On peut donc affirmer, en définitive, que si l’univers se compose de deux moitiés, elles forment un circuit ininterrompu. L’énergie ou les énergies se détachant des milieux cosmiques traversent les centres profonds du cerveau et y déterminent les phénomènes de la mentalité inconsciente. Une fois produite, celle-ci se divise en deux courants. L’un remonte directement à sa source et redevient ce qu’il était auparavant : une énergie cosmique. L’autre fait un crochet, un détour, il passe préalablement par les couches superficielles de la substance grise du cerveau, il y détermine la mentalité consciente (volonté, mémoire, etc.). Mais il n’en est pas moins dépensé, il n’en retourne pas moins en grande partie, tant que dure la vie organique, et totalement, quand la vie cesse, à la même origine ; il redevient également de l’énergie cosmique. D’ailleurs, des causes et des influences nombreuses, les unes normales et les autres pathologiques, interviennent, régulièrement ou accidentellement, à la seule fin d’empêcher cette bifurcation de se produire. Elles obstruent l’accès des couches corticales, elles forcent la totalité ou la presque totalité de l’idéation inconsciente à rebrousser chemin, pour ainsi dire, sans traverser l’état de mentalité consciente. Le sommeil, les maladies diverses, l’hypnotisme, etc., sont les manifestations les plus ordinaires de ces causes lointaines.

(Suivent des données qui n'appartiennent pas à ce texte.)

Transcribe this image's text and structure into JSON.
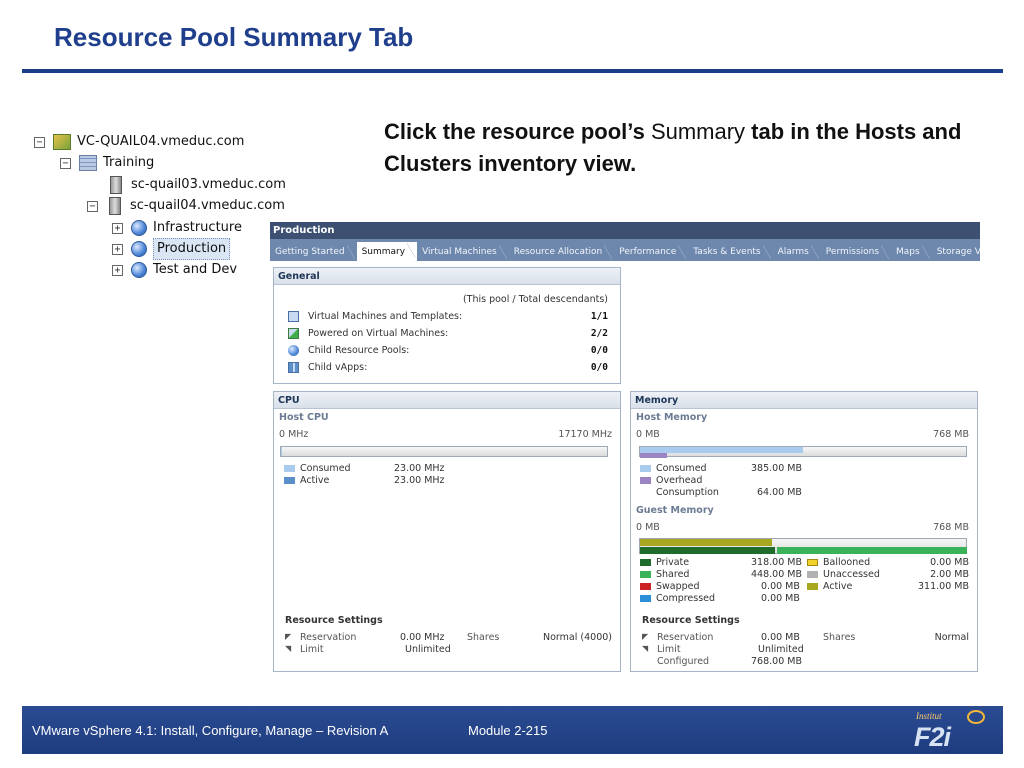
{
  "slide": {
    "title": "Resource Pool Summary Tab",
    "instruction": {
      "part1": "Click the resource pool’s ",
      "part2": "Summary",
      "part3": " tab in the Hosts and Clusters inventory view."
    },
    "footer": {
      "course": "VMware vSphere 4.1: Install, Configure, Manage – Revision A",
      "module": "Module 2-215"
    },
    "logo": {
      "small_text": "Institut",
      "big_text": "F2i"
    }
  },
  "tree": {
    "items": [
      {
        "label": "VC-QUAIL04.vmeduc.com",
        "expander": "−",
        "icon": "vcenter-icon"
      },
      {
        "label": "Training",
        "expander": "−",
        "icon": "datacenter-icon"
      },
      {
        "label": "sc-quail03.vmeduc.com",
        "expander": "",
        "icon": "host-icon"
      },
      {
        "label": "sc-quail04.vmeduc.com",
        "expander": "−",
        "icon": "host-icon"
      },
      {
        "label": "Infrastructure",
        "expander": "+",
        "icon": "resource-pool-icon"
      },
      {
        "label": "Production",
        "expander": "+",
        "icon": "resource-pool-icon",
        "selected": true
      },
      {
        "label": "Test and Dev",
        "expander": "+",
        "icon": "resource-pool-icon"
      }
    ]
  },
  "panel": {
    "title": "Production",
    "tabs": [
      "Getting Started",
      "Summary",
      "Virtual Machines",
      "Resource Allocation",
      "Performance",
      "Tasks & Events",
      "Alarms",
      "Permissions",
      "Maps",
      "Storage Views"
    ],
    "active_tab": "Summary",
    "general": {
      "heading": "General",
      "note": "(This pool / Total descendants)",
      "rows": [
        {
          "label": "Virtual Machines and Templates:",
          "value": "1/1",
          "icon": "vm-template-icon"
        },
        {
          "label": "Powered on Virtual Machines:",
          "value": "2/2",
          "icon": "powered-on-vm-icon"
        },
        {
          "label": "Child Resource Pools:",
          "value": "0/0",
          "icon": "resource-pool-icon"
        },
        {
          "label": "Child vApps:",
          "value": "0/0",
          "icon": "vapp-icon"
        }
      ]
    },
    "cpu": {
      "heading": "CPU",
      "subheading": "Host CPU",
      "min_label": "0 MHz",
      "max_label": "17170 MHz",
      "consumed_fraction": 0.0013,
      "legend": [
        {
          "label": "Consumed",
          "value": "23.00 MHz",
          "color": "#a9cbee"
        },
        {
          "label": "Active",
          "value": "23.00 MHz",
          "color": "#5b8fc9"
        }
      ],
      "settings": {
        "heading": "Resource Settings",
        "reservation_label": "Reservation",
        "reservation_value": "0.00 MHz",
        "limit_label": "Limit",
        "limit_value": "Unlimited",
        "shares_label": "Shares",
        "shares_value": "Normal (4000)"
      }
    },
    "memory": {
      "heading": "Memory",
      "host_subheading": "Host Memory",
      "host_min": "0 MB",
      "host_max": "768 MB",
      "host_consumed_fraction": 0.5,
      "host_overhead_fraction": 0.083,
      "host_legend": [
        {
          "label": "Consumed",
          "value": "385.00 MB",
          "color": "#a9cbee"
        },
        {
          "label": "Overhead",
          "value": "",
          "color": "#9b84c2"
        },
        {
          "label": "Consumption",
          "value": "64.00 MB",
          "color": ""
        }
      ],
      "guest_subheading": "Guest Memory",
      "guest_min": "0 MB",
      "guest_max": "768 MB",
      "guest_active_fraction": 0.405,
      "guest_private_fraction": 0.414,
      "guest_shared_fraction": 0.583,
      "guest_legend_left": [
        {
          "label": "Private",
          "value": "318.00 MB",
          "color": "#1f6b2c"
        },
        {
          "label": "Shared",
          "value": "448.00 MB",
          "color": "#39b25a"
        },
        {
          "label": "Swapped",
          "value": "0.00 MB",
          "color": "#cc2222"
        },
        {
          "label": "Compressed",
          "value": "0.00 MB",
          "color": "#2a8fd6"
        }
      ],
      "guest_legend_right": [
        {
          "label": "Ballooned",
          "value": "0.00 MB",
          "color": "#f0d22a"
        },
        {
          "label": "Unaccessed",
          "value": "2.00 MB",
          "color": "#b2b2b2"
        },
        {
          "label": "Active",
          "value": "311.00 MB",
          "color": "#a8a820"
        }
      ],
      "settings": {
        "heading": "Resource Settings",
        "reservation_label": "Reservation",
        "reservation_value": "0.00 MB",
        "limit_label": "Limit",
        "limit_value": "Unlimited",
        "configured_label": "Configured",
        "configured_value": "768.00 MB",
        "shares_label": "Shares",
        "shares_value": "Normal"
      }
    }
  }
}
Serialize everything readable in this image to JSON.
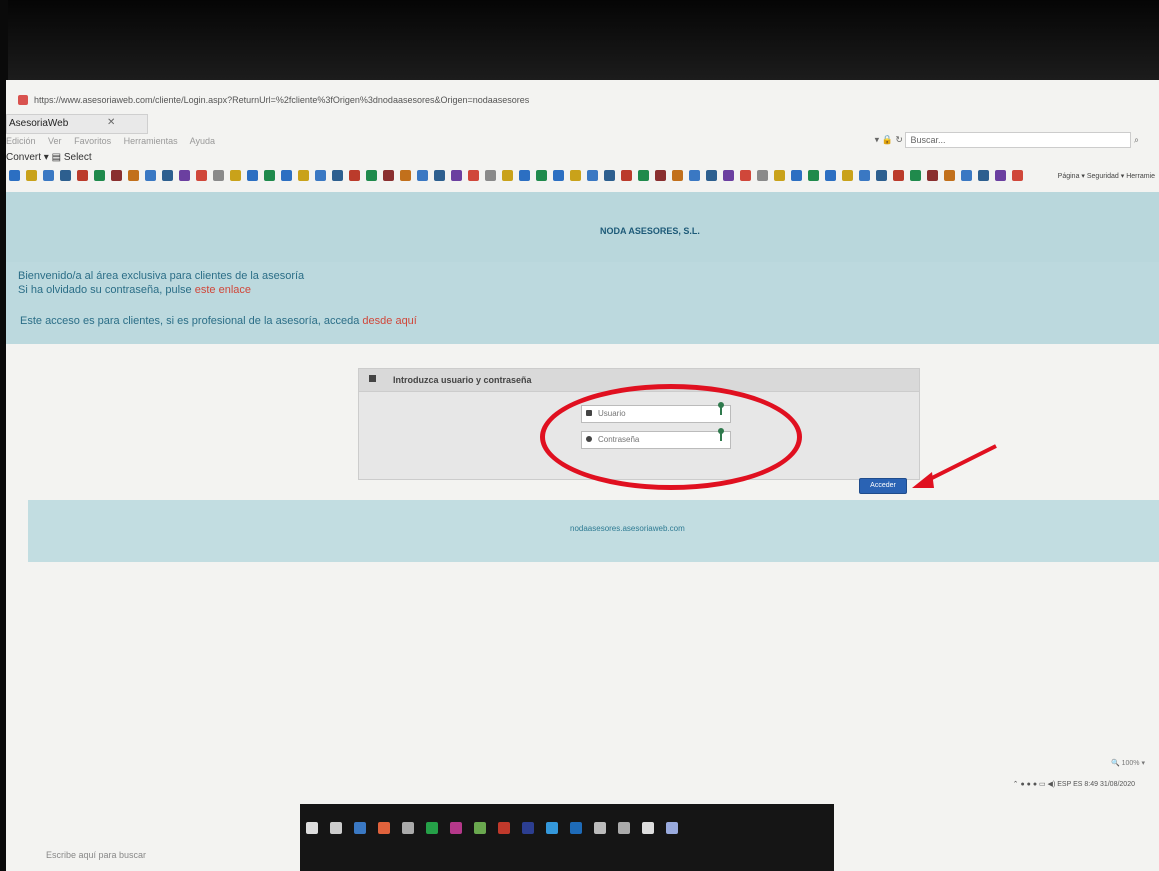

Physiologiquement, le moi se réduit donc entièrement au non-moi. On nous objectera sans doute que, pour aboutir à cette conclusion apparemment matérialiste, nul besoin n’était d’opposer la science à la philosophie, ni surtout de venir déclarer que, transposées de la seconde dans la première, les formules vides et creuses se remplissaient comme par enchantement et devenaient des extensions réelles du savoir. On oublie, en parlant ainsi, le reproche fondamental que nous adressons à toute métaphysique, y compris le matérialisme. On oublie que l’erreur la plus grave des anciens systèmes fut de confondre la science avec sa coordination philosophique, de nous présenter des conclusions particulières comme des conclusions générales ou même universelles.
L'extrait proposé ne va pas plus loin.